Once that’s set up do a test run of your crawl, it may take a few minutes but you should end up with a list of about 40 URLs, all Lenovo product pages. If this isn’t the case then run through some of the earlier steps until you’re collecting the right data.

 

4.Target the content

Now you know you’re crawling the right pages, it’s time to look at one of the product pages and find the required information you want to scrape, we’re looking for the containing tag that the key information sits in – Chrome Inspect is the best tool for this task.

If the site is well designed and uses a template for its pages, a rule will be able to grab content from the same area of all of the product pages. There are multiple options within Screaming Frog to select and extract information from a page, but one of the easiest is using CSS Selectors, (these work in exactly the same way as how you’d style a page with CSS) if you’re not familiar with this approach then it isn’t a problem, you can use Chrome and the Inspect tool to copy the selector to your clipboard (as seen in the example below). I won’t go into the details of CSS selectors here, but again there are plenty of tutorials online.

3

For this example, we’ll be collecting the product name and description from the product page with the CSS selectors below:

Product name: #prod-title
Product description: #tabinfo-care-info > span

Copy the selectors and head back to Screaming Frog, go to the ‘Configuration’ drop down, click on ‘Custom’ and then ‘Extraction’, as seen below:

4

Select CSSPath and then name the ‘extractors’ something relevant to the information that’s being gathered, these will be your column headers for any exports.
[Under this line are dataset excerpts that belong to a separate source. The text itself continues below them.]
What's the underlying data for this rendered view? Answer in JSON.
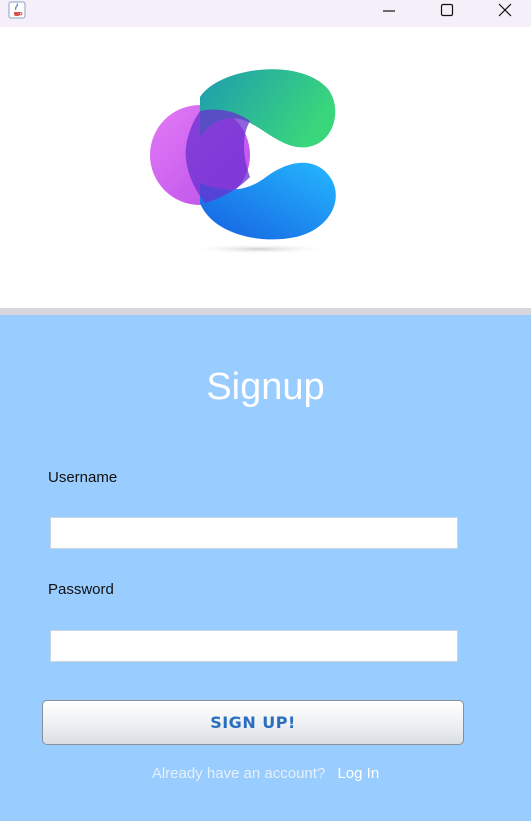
{
  "window": {
    "controls": {
      "minimize_icon": "minimize-icon",
      "maximize_icon": "maximize-icon",
      "close_icon": "close-icon"
    }
  },
  "logo": {
    "colors": {
      "purple": "#c25bf0",
      "green": "#2fd07a",
      "teal": "#1ea6a6",
      "blue": "#1a7ef0"
    }
  },
  "form": {
    "title": "Signup",
    "username_label": "Username",
    "username_value": "",
    "password_label": "Password",
    "password_value": "",
    "submit_label": "SIGN UP!",
    "footer_text": "Already have an account?",
    "footer_link": "Log In"
  },
  "colors": {
    "panel_bg": "#99ccff",
    "button_text": "#2a6fbf"
  }
}
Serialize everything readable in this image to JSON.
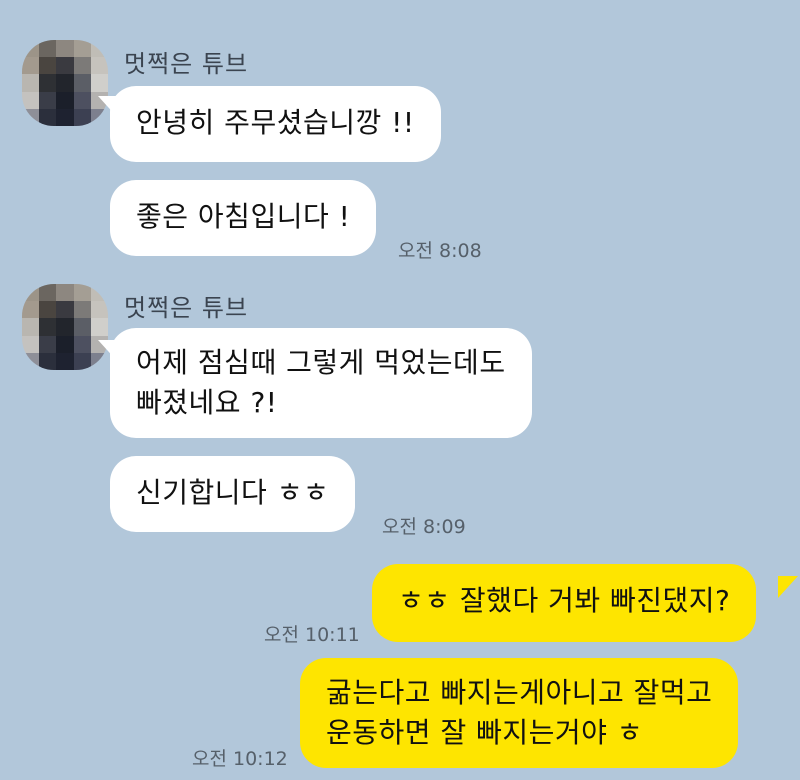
{
  "chat": {
    "groups": [
      {
        "sender": "멋쩍은 튜브",
        "messages": [
          {
            "lines": [
              "안녕히 주무셨습니깡 !!"
            ]
          },
          {
            "lines": [
              "좋은 아침입니다 !"
            ],
            "time": "오전 8:08"
          }
        ]
      },
      {
        "sender": "멋쩍은 튜브",
        "messages": [
          {
            "lines": [
              "어제 점심때 그렇게 먹었는데도",
              "빠졌네요 ?!"
            ]
          },
          {
            "lines": [
              "신기합니다 ㅎㅎ"
            ],
            "time": "오전 8:09"
          }
        ]
      }
    ],
    "outgoing": [
      {
        "lines": [
          "ㅎㅎ 잘했다 거봐 빠진댔지?"
        ],
        "time": "오전 10:11"
      },
      {
        "lines": [
          "굶는다고 빠지는게아니고 잘먹고",
          "운동하면 잘 빠지는거야 ㅎ"
        ],
        "time": "오전 10:12"
      }
    ],
    "colors": {
      "background": "#b2c7da",
      "incoming_bubble": "#ffffff",
      "outgoing_bubble": "#fee500"
    },
    "avatar_icon": "blurred-profile-photo"
  }
}
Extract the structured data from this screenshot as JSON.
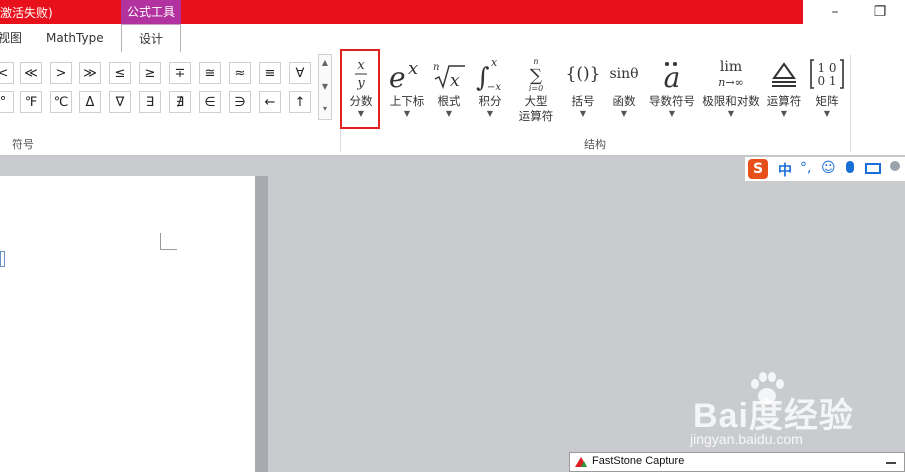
{
  "title_bar": {
    "title": "激活失败)",
    "context_tab": "公式工具",
    "color": "#e8101b",
    "context_color": "#b2339f"
  },
  "tabs": [
    "视图",
    "MathType",
    "设计"
  ],
  "symbols": {
    "row1": [
      "<",
      "≪",
      ">",
      "≫",
      "≤",
      "≥",
      "∓",
      "≅",
      "≈",
      "≡",
      "∀"
    ],
    "row2": [
      "°",
      "℉",
      "℃",
      "Δ",
      "∇",
      "∃",
      "∄",
      "∈",
      "∋",
      "←",
      "↑"
    ],
    "group_label": "符号"
  },
  "structures": {
    "items": [
      {
        "label": "分数",
        "icon": "fraction-icon"
      },
      {
        "label": "上下标",
        "icon": "script-icon"
      },
      {
        "label": "根式",
        "icon": "radical-icon"
      },
      {
        "label": "积分",
        "icon": "integral-icon"
      },
      {
        "label": "大型",
        "label2": "运算符",
        "icon": "large-operator-icon"
      },
      {
        "label": "括号",
        "icon": "bracket-icon"
      },
      {
        "label": "函数",
        "icon": "function-icon",
        "glyph": "sinθ"
      },
      {
        "label": "导数符号",
        "icon": "accent-icon"
      },
      {
        "label": "极限和对数",
        "icon": "limit-icon",
        "glyph_top": "lim",
        "glyph_bottom": "n→∞"
      },
      {
        "label": "运算符",
        "icon": "operator-icon"
      },
      {
        "label": "矩阵",
        "icon": "matrix-icon"
      }
    ],
    "group_label": "结构"
  },
  "ime": {
    "lang": "中",
    "punct": "°,"
  },
  "faststone": {
    "title": "FastStone Capture"
  },
  "watermark": {
    "logo": "Bai度经验",
    "url": "jingyan.baidu.com"
  }
}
Make sure you’re extracting text (using the drop down on the right) so that you don’t have to remove HTML code from your excel doc later on.

Press OK and then re-crawl the website.

Head to the tab ‘Custom’ and change the drop down to ‘Extraction’, you’ll see a list of your URLs and the content that has been scraped from each of the pages.

5

You can export this into Excel format and you’ll have a list of all the Lenovo laptops from the website including all the product names and product descriptions.

This is just one example of how you can use Screaming Frog to scrape content but there are many many more. Once you’ve tried it out a few times you’ll realise that there’s a lot of other applications for this sort of technique and it can be extremely useful for SEO work, especially on websites with large amounts of pages.

We’ve used this for a client that had thousands of landing pages that needed to be reviewed, some had optimised text copy and some didn’t, we needed to identify these content gaps, as well as providing recommendations on improving any existing copy.

Creating a simple inclusion rule we crawled each of the landing pages and scraped the content if present. We then used an Excel formula to check for the instances of certain keywords within the scraped copy, basically allowing us to see whether there were any optimisation opportunities for certain pages – This was far quicker and more efficient than manually reviewing each page.

Hopefully that shows you how simple it can be to use screaming frog for content scraping, there are lots of great uses of this technique so let us know if you have any of your own and share in the comments!